Use of Estimates. The preparation of consolidated financial statements in conformity with accounting principles generally accepted in the United States requires management to make estimates and assumptions that affect the amounts reported in the Company's consolidated financial statements and accompanying notes. On an ongoing basis, the Company evaluates its estimates and judgments, which are based on historical and anticipated results and trends and on various other assumptions that the Company believes to be reasonable under the circumstances. By their nature, estimates are subject to an inherent degree of uncertainty and, as such, actual results may differ from the Company's estimates.
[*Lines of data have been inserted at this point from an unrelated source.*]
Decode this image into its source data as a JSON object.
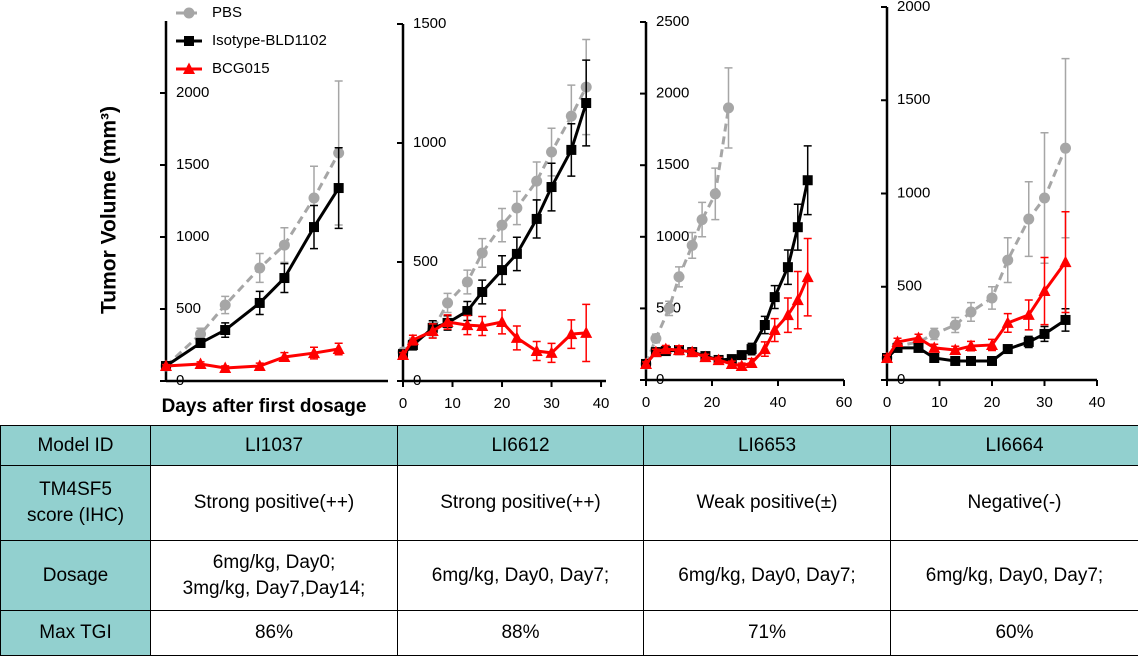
{
  "chart_data": [
    {
      "type": "line",
      "ylabel": "Tumor Volume (mm³)",
      "xlabel": "Days after first dosage",
      "x": [
        0,
        7,
        12,
        19,
        24,
        30,
        35
      ],
      "xlim": [
        0,
        45
      ],
      "ylim": [
        0,
        2500
      ],
      "yticks": [
        0,
        500,
        1000,
        1500,
        2000
      ],
      "series": [
        {
          "name": "PBS",
          "color": "#a6a6a6",
          "marker": "circle",
          "dashed": true,
          "values": [
            104,
            326,
            528,
            785,
            944,
            1271,
            1583
          ],
          "errors": [
            20,
            40,
            60,
            100,
            120,
            220,
            500
          ]
        },
        {
          "name": "Isotype-BLD1102",
          "color": "#000000",
          "marker": "square",
          "dashed": false,
          "values": [
            104,
            264,
            354,
            542,
            715,
            1069,
            1340
          ],
          "errors": [
            20,
            30,
            50,
            80,
            100,
            150,
            280
          ]
        },
        {
          "name": "BCG015",
          "color": "#ff0000",
          "marker": "triangle",
          "dashed": false,
          "values": [
            104,
            118,
            90,
            104,
            167,
            194,
            222
          ],
          "errors": [
            10,
            15,
            15,
            20,
            30,
            40,
            40
          ]
        }
      ]
    },
    {
      "type": "line",
      "x": [
        0,
        2,
        6,
        9,
        13,
        16,
        20,
        23,
        27,
        30,
        34,
        37
      ],
      "xlim": [
        0,
        41
      ],
      "xticks": [
        0,
        10,
        20,
        30,
        40
      ],
      "ylim": [
        0,
        1500
      ],
      "yticks": [
        0,
        500,
        1000,
        1500
      ],
      "series": [
        {
          "color": "#a6a6a6",
          "marker": "circle",
          "dashed": true,
          "values": [
            122,
            160,
            214,
            328,
            416,
            538,
            655,
            727,
            840,
            962,
            1113,
            1235
          ],
          "errors": [
            10,
            20,
            30,
            40,
            50,
            60,
            70,
            70,
            80,
            100,
            130,
            200
          ]
        },
        {
          "color": "#000000",
          "marker": "square",
          "dashed": false,
          "values": [
            113,
            151,
            223,
            244,
            294,
            374,
            466,
            534,
            681,
            815,
            971,
            1168
          ],
          "errors": [
            10,
            20,
            30,
            30,
            40,
            50,
            60,
            70,
            80,
            100,
            110,
            180
          ]
        },
        {
          "color": "#ff0000",
          "marker": "triangle",
          "dashed": false,
          "values": [
            109,
            172,
            210,
            248,
            235,
            231,
            248,
            181,
            126,
            118,
            197,
            202
          ],
          "errors": [
            10,
            20,
            30,
            30,
            40,
            40,
            50,
            50,
            40,
            40,
            60,
            120
          ]
        }
      ]
    },
    {
      "type": "line",
      "x": [
        0,
        3,
        6,
        10,
        14,
        18,
        22,
        26,
        29,
        32,
        36,
        39,
        43,
        46,
        49
      ],
      "xlim": [
        0,
        60
      ],
      "xticks": [
        0,
        20,
        40,
        60
      ],
      "ylim": [
        0,
        2500
      ],
      "yticks": [
        0,
        500,
        1000,
        1500,
        2000,
        2500
      ],
      "series": [
        {
          "color": "#a6a6a6",
          "marker": "circle",
          "dashed": true,
          "x": [
            0,
            3,
            7,
            10,
            14,
            17,
            21,
            25
          ],
          "values": [
            112,
            290,
            500,
            720,
            940,
            1120,
            1300,
            1900
          ],
          "errors": [
            15,
            30,
            50,
            70,
            90,
            120,
            180,
            280
          ]
        },
        {
          "color": "#000000",
          "marker": "square",
          "dashed": false,
          "values": [
            112,
            195,
            202,
            209,
            195,
            167,
            140,
            146,
            174,
            216,
            384,
            579,
            788,
            1067,
            1395
          ],
          "errors": [
            15,
            20,
            25,
            30,
            20,
            20,
            20,
            20,
            25,
            40,
            60,
            80,
            120,
            160,
            240
          ]
        },
        {
          "color": "#ff0000",
          "marker": "triangle",
          "dashed": false,
          "values": [
            112,
            195,
            216,
            209,
            195,
            160,
            139,
            112,
            98,
            119,
            216,
            349,
            453,
            558,
            718
          ],
          "errors": [
            15,
            20,
            25,
            30,
            20,
            20,
            20,
            20,
            20,
            30,
            50,
            80,
            120,
            200,
            270
          ]
        }
      ]
    },
    {
      "type": "line",
      "x": [
        0,
        2,
        6,
        9,
        13,
        16,
        20,
        23,
        27,
        30,
        34
      ],
      "xlim": [
        0,
        40
      ],
      "xticks": [
        0,
        10,
        20,
        30,
        40
      ],
      "ylim": [
        0,
        2000
      ],
      "yticks": [
        0,
        500,
        1000,
        1500,
        2000
      ],
      "series": [
        {
          "color": "#a6a6a6",
          "marker": "circle",
          "dashed": true,
          "values": [
            118,
            182,
            204,
            247,
            295,
            365,
            440,
            643,
            863,
            976,
            1243
          ],
          "errors": [
            15,
            20,
            20,
            30,
            40,
            50,
            60,
            120,
            200,
            350,
            480
          ]
        },
        {
          "color": "#000000",
          "marker": "square",
          "dashed": false,
          "values": [
            118,
            172,
            172,
            118,
            102,
            102,
            102,
            166,
            204,
            247,
            322
          ],
          "errors": [
            10,
            15,
            15,
            15,
            15,
            15,
            15,
            20,
            30,
            40,
            60
          ]
        },
        {
          "color": "#ff0000",
          "marker": "triangle",
          "dashed": false,
          "values": [
            118,
            204,
            225,
            172,
            161,
            182,
            188,
            306,
            349,
            477,
            632
          ],
          "errors": [
            15,
            20,
            20,
            20,
            20,
            25,
            30,
            50,
            80,
            180,
            270
          ]
        }
      ]
    }
  ],
  "table": {
    "header": [
      "Model ID",
      "LI1037",
      "LI6612",
      "LI6653",
      "LI6664"
    ],
    "rows": [
      [
        [
          "TM4SF5",
          "score (IHC)"
        ],
        "Strong positive(++)",
        "Strong positive(++)",
        "Weak positive(±)",
        "Negative(-)"
      ],
      [
        "Dosage",
        [
          "6mg/kg, Day0;",
          "3mg/kg, Day7,Day14;"
        ],
        "6mg/kg, Day0, Day7;",
        "6mg/kg, Day0, Day7;",
        "6mg/kg, Day0, Day7;"
      ],
      [
        "Max TGI",
        "86%",
        "88%",
        "71%",
        "60%"
      ]
    ]
  }
}
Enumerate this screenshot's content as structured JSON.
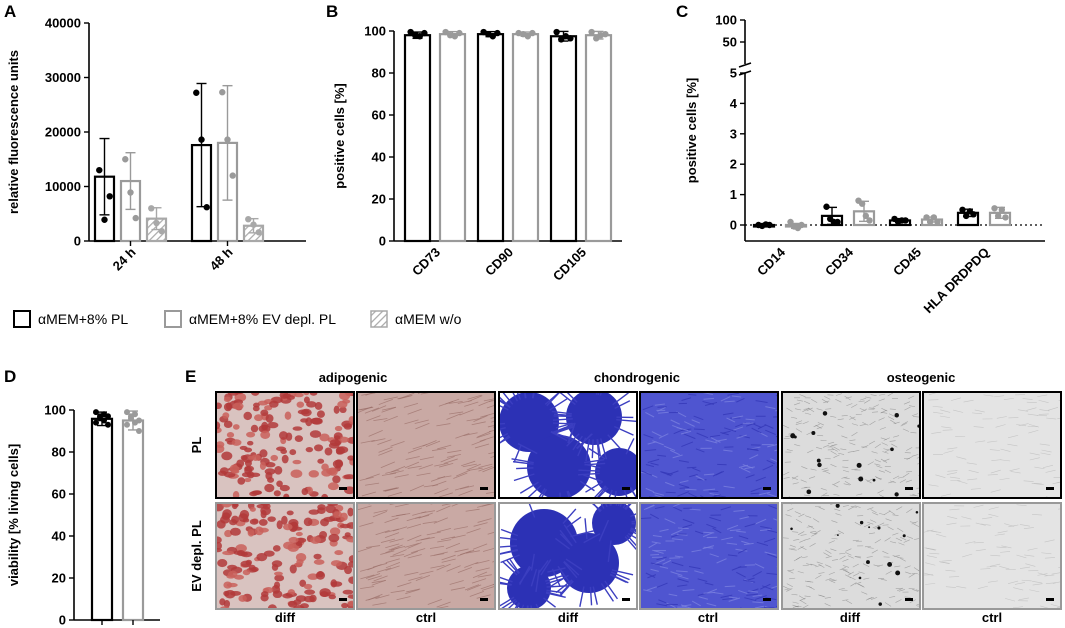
{
  "panel_letters": {
    "a": "A",
    "b": "B",
    "c": "C",
    "d": "D",
    "e": "E"
  },
  "legend": [
    {
      "label": "αMEM+8% PL",
      "style": "black-outline"
    },
    {
      "label": "αMEM+8% EV depl. PL",
      "style": "grey-outline"
    },
    {
      "label": "αMEM w/o",
      "style": "hatched"
    }
  ],
  "colors": {
    "pl": "#000000",
    "ev": "#9a9a9a",
    "hatch": "#a8a8a8",
    "adipo": "#b23a3a",
    "chondro": "#3b3ec0",
    "osteo": "#d8d8d8"
  },
  "chart_data": [
    {
      "id": "A",
      "type": "bar",
      "categories": [
        "24 h",
        "48 h"
      ],
      "ylabel": "relative fluorescence units",
      "ylim": [
        0,
        40000
      ],
      "yticks": [
        "0",
        "10000",
        "20000",
        "30000",
        "40000"
      ],
      "series": [
        {
          "name": "αMEM+8% PL",
          "values": [
            11800,
            17600
          ],
          "err": [
            7000,
            11300
          ],
          "points": [
            [
              13000,
              3900,
              8200
            ],
            [
              27200,
              18600,
              6200
            ]
          ]
        },
        {
          "name": "αMEM+8% EV depl. PL",
          "values": [
            11000,
            18000
          ],
          "err": [
            5200,
            10500
          ],
          "points": [
            [
              15000,
              8900,
              4200
            ],
            [
              27300,
              18600,
              12000
            ]
          ]
        },
        {
          "name": "αMEM w/o",
          "values": [
            4100,
            2800
          ],
          "err": [
            2000,
            1300
          ],
          "points": [
            [
              6000,
              3300,
              1800
            ],
            [
              4000,
              3000,
              1600
            ]
          ]
        }
      ]
    },
    {
      "id": "B",
      "type": "bar",
      "categories": [
        "CD73",
        "CD90",
        "CD105"
      ],
      "ylabel": "positive cells [%]",
      "ylim": [
        0,
        100
      ],
      "yticks": [
        "0",
        "20",
        "40",
        "60",
        "80",
        "100"
      ],
      "series": [
        {
          "name": "αMEM+8% PL",
          "values": [
            98,
            98.5,
            97.5
          ],
          "err": [
            1.5,
            1.2,
            2.3
          ],
          "points": [
            [
              99.5,
              98,
              97.5,
              99
            ],
            [
              99.5,
              98.5,
              97.5,
              99
            ],
            [
              99.5,
              96,
              97.5,
              96.5
            ]
          ]
        },
        {
          "name": "αMEM+8% EV depl. PL",
          "values": [
            98.5,
            98.5,
            98
          ],
          "err": [
            1.2,
            1,
            1.8
          ],
          "points": [
            [
              99.5,
              98,
              97.5,
              99
            ],
            [
              99,
              98.5,
              97.5,
              99
            ],
            [
              99.5,
              96.5,
              98,
              98.5
            ]
          ]
        }
      ]
    },
    {
      "id": "C",
      "type": "bar",
      "categories": [
        "CD14",
        "CD34",
        "CD45",
        "HLA DRDPDQ"
      ],
      "ylabel": "positive cells [%]",
      "ylim": [
        0,
        100
      ],
      "yticks": [
        "0",
        "1",
        "2",
        "3",
        "4",
        "5",
        "50",
        "100"
      ],
      "series": [
        {
          "name": "αMEM+8% PL",
          "values": [
            0,
            0.3,
            0.15,
            0.4
          ],
          "err": [
            0.03,
            0.28,
            0.06,
            0.12
          ],
          "points": [
            [
              0.0,
              -0.03,
              0.02,
              0.0
            ],
            [
              0.6,
              0.2,
              0.1,
              0.1
            ],
            [
              0.2,
              0.1,
              0.15,
              0.15
            ],
            [
              0.5,
              0.3,
              0.45,
              0.35
            ]
          ]
        },
        {
          "name": "αMEM+8% EV depl. PL",
          "values": [
            -0.03,
            0.45,
            0.18,
            0.4
          ],
          "err": [
            0.08,
            0.33,
            0.08,
            0.18
          ],
          "points": [
            [
              0.1,
              -0.05,
              -0.1,
              0.0
            ],
            [
              0.8,
              0.7,
              0.3,
              0.15
            ],
            [
              0.25,
              0.1,
              0.25,
              0.1
            ],
            [
              0.55,
              0.3,
              0.5,
              0.25
            ]
          ]
        }
      ]
    },
    {
      "id": "D",
      "type": "bar",
      "categories": [
        "αMEM+8% PL",
        "αMEM+8% EV depl. PL"
      ],
      "ylabel": "viability [% living cells]",
      "ylim": [
        0,
        100
      ],
      "yticks": [
        "0",
        "20",
        "40",
        "60",
        "80",
        "100"
      ],
      "series": [
        {
          "name": "viability",
          "values": [
            95.8,
            95
          ],
          "err": [
            3.2,
            4.5
          ],
          "points": [
            [
              99,
              97,
              95,
              93,
              94,
              96,
              98,
              97
            ],
            [
              99,
              97,
              94,
              90,
              93,
              96,
              98,
              95
            ]
          ]
        }
      ]
    }
  ],
  "panel_e": {
    "column_headers": [
      "adipogenic",
      "chondrogenic",
      "osteogenic"
    ],
    "row_labels": [
      "PL",
      "EV depl. PL"
    ],
    "column_labels": [
      "diff",
      "ctrl",
      "diff",
      "ctrl",
      "diff",
      "ctrl"
    ]
  }
}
Income Taxes. Deferred income tax assets and liabilities are determined based upon differences between the financial reporting and tax bases of assets and liabilities and are measured using the enacted tax rates and laws that will be in effect when the differences are expected to reverse.

New Accounting Pronouncements. From time to time, new accounting pronouncements are issued by FASB that are adopted by the Company as of the specified effective date. If not discussed, management believes that the impact of recently issued standards, which are not yet effective, will not have a material impact on the Company's financial statements upon adoption.